More than half of Kerala’s dams (57%) are hydroelectric projects operated by the Kerala State Electricity Board; the rest are operated by the irrigation department. For both entities, the amount of water to store is motivated by demand for electricity and irrigation, rather than flood control measures.
These floods also raise another recurring, unresolved issue in Indian dam operations: inter-state dam management.
Like many dams in India, the Mullaperiyar is located in one state (Kerala), but operated by another (Tamil Nadu). Both state governments have been in constant conflict over the dam’s water level—in the current crisis, the Supreme Court had to intervene.
Beyond dam mismanagement, some environmentalists are pointing to other man-made issues, such as urban development and quarrying. In Kerala, much of which sits on the Western Ghats, development activity can increase the chances of landslides—the biggest source of fatalities in floods.
The 2011 Western Ghats ecology expert panel (the Madhav Gadgil Committee report) had labelled areas of the state as extremely ecologically-sensitive where no developmental activities should take place. According to Gadgil, unchecked quarrying and construction in these areas caused these floods. Data from the state’s disaster management control room show that flood casualties and injuries are widespread, but there is some concentration in the few ecologically sensitive areas.

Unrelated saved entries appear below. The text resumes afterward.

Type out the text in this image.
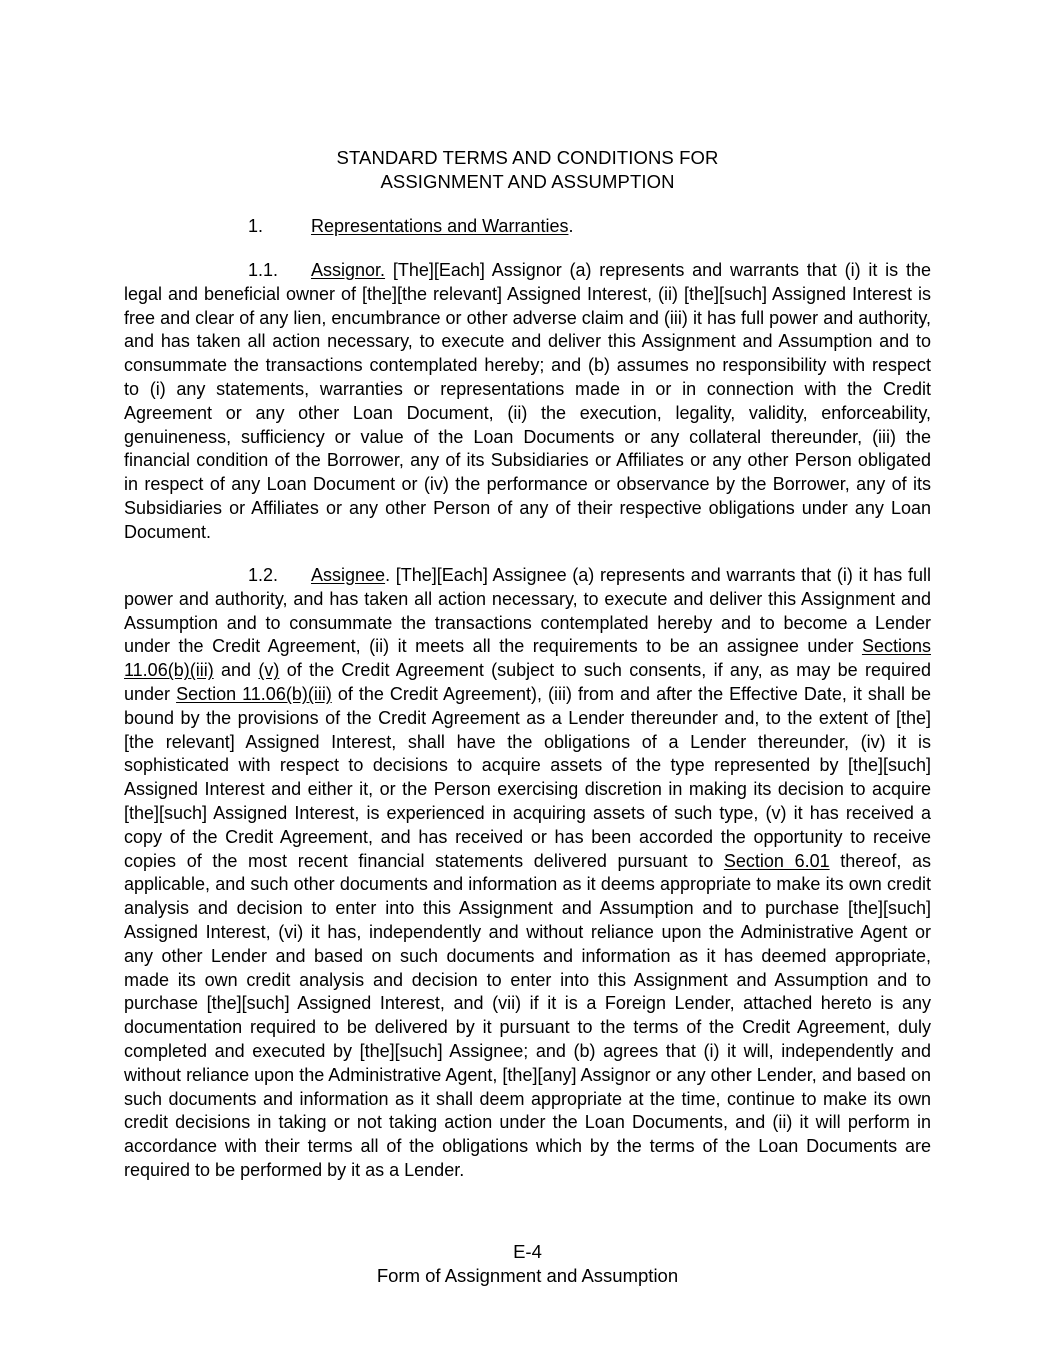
STANDARD TERMS AND CONDITIONS FOR
ASSIGNMENT AND ASSUMPTION
1.	Representations and Warranties.
1.1. Assignor. [The][Each] Assignor (a) represents and warrants that (i) it is the legal and beneficial owner of [the][the relevant] Assigned Interest, (ii) [the][such] Assigned Interest is free and clear of any lien, encumbrance or other adverse claim and (iii) it has full power and authority, and has taken all action necessary, to execute and deliver this Assignment and Assumption and to consummate the transactions contemplated hereby; and (b) assumes no responsibility with respect to (i) any statements, warranties or representations made in or in connection with the Credit Agreement or any other Loan Document, (ii) the execution, legality, validity, enforceability, genuineness, sufficiency or value of the Loan Documents or any collateral thereunder, (iii) the financial condition of the Borrower, any of its Subsidiaries or Affiliates or any other Person obligated in respect of any Loan Document or (iv) the performance or observance by the Borrower, any of its Subsidiaries or Affiliates or any other Person of any of their respective obligations under any Loan Document.
1.2. Assignee. [The][Each] Assignee (a) represents and warrants that (i) it has full power and authority, and has taken all action necessary, to execute and deliver this Assignment and Assumption and to consummate the transactions contemplated hereby and to become a Lender under the Credit Agreement, (ii) it meets all the requirements to be an assignee under Sections 11.06(b)(iii) and (v) of the Credit Agreement (subject to such consents, if any, as may be required under Section 11.06(b)(iii) of the Credit Agreement), (iii) from and after the Effective Date, it shall be bound by the provisions of the Credit Agreement as a Lender thereunder and, to the extent of [the][the relevant] Assigned Interest, shall have the obligations of a Lender thereunder, (iv) it is sophisticated with respect to decisions to acquire assets of the type represented by [the][such] Assigned Interest and either it, or the Person exercising discretion in making its decision to acquire [the][such] Assigned Interest, is experienced in acquiring assets of such type, (v) it has received a copy of the Credit Agreement, and has received or has been accorded the opportunity to receive copies of the most recent financial statements delivered pursuant to Section 6.01 thereof, as applicable, and such other documents and information as it deems appropriate to make its own credit analysis and decision to enter into this Assignment and Assumption and to purchase [the][such] Assigned Interest, (vi) it has, independently and without reliance upon the Administrative Agent or any other Lender and based on such documents and information as it has deemed appropriate, made its own credit analysis and decision to enter into this Assignment and Assumption and to purchase [the][such] Assigned Interest, and (vii) if it is a Foreign Lender, attached hereto is any documentation required to be delivered by it pursuant to the terms of the Credit Agreement, duly completed and executed by [the][such] Assignee; and (b) agrees that (i) it will, independently and without reliance upon the Administrative Agent, [the][any] Assignor or any other Lender, and based on such documents and information as it shall deem appropriate at the time, continue to make its own credit decisions in taking or not taking action under the Loan Documents, and (ii) it will perform in accordance with their terms all of the obligations which by the terms of the Loan Documents are required to be performed by it as a Lender.
E-4
Form of Assignment and Assumption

Idukki and Thrissur were marked as sensitive and account for 30% of total casualties and injuries. However, other sensitive areas (Kollam and Wayanad) were less affected although they also received very heavy rains.
The Gadgil report was sceptical about dams, warning against their construction in the Western Ghats. But most of Gadgil’s recommendations were rejected as too impractical, highlighting the tension between dams and development. Proponents see dams as critical for Indian farmers’ sustenance and renewable energy generation. While the costs and benefits of new dams may be unclear, for existing dams, what is clear is that their management can, and must improve, to limit damages during extreme weather events.
Kerala is merely the latest victim of poor dam management: several of India’s floods, such as Bihar in 2016 and Surat in 2006, were exacerbated by poor dam management. In the 2015 Chennai floods, which claimed 295 lives, violation of dam safety norms were a critical factor, a CAG report found.
Nidheesh M.K. contributed to this story.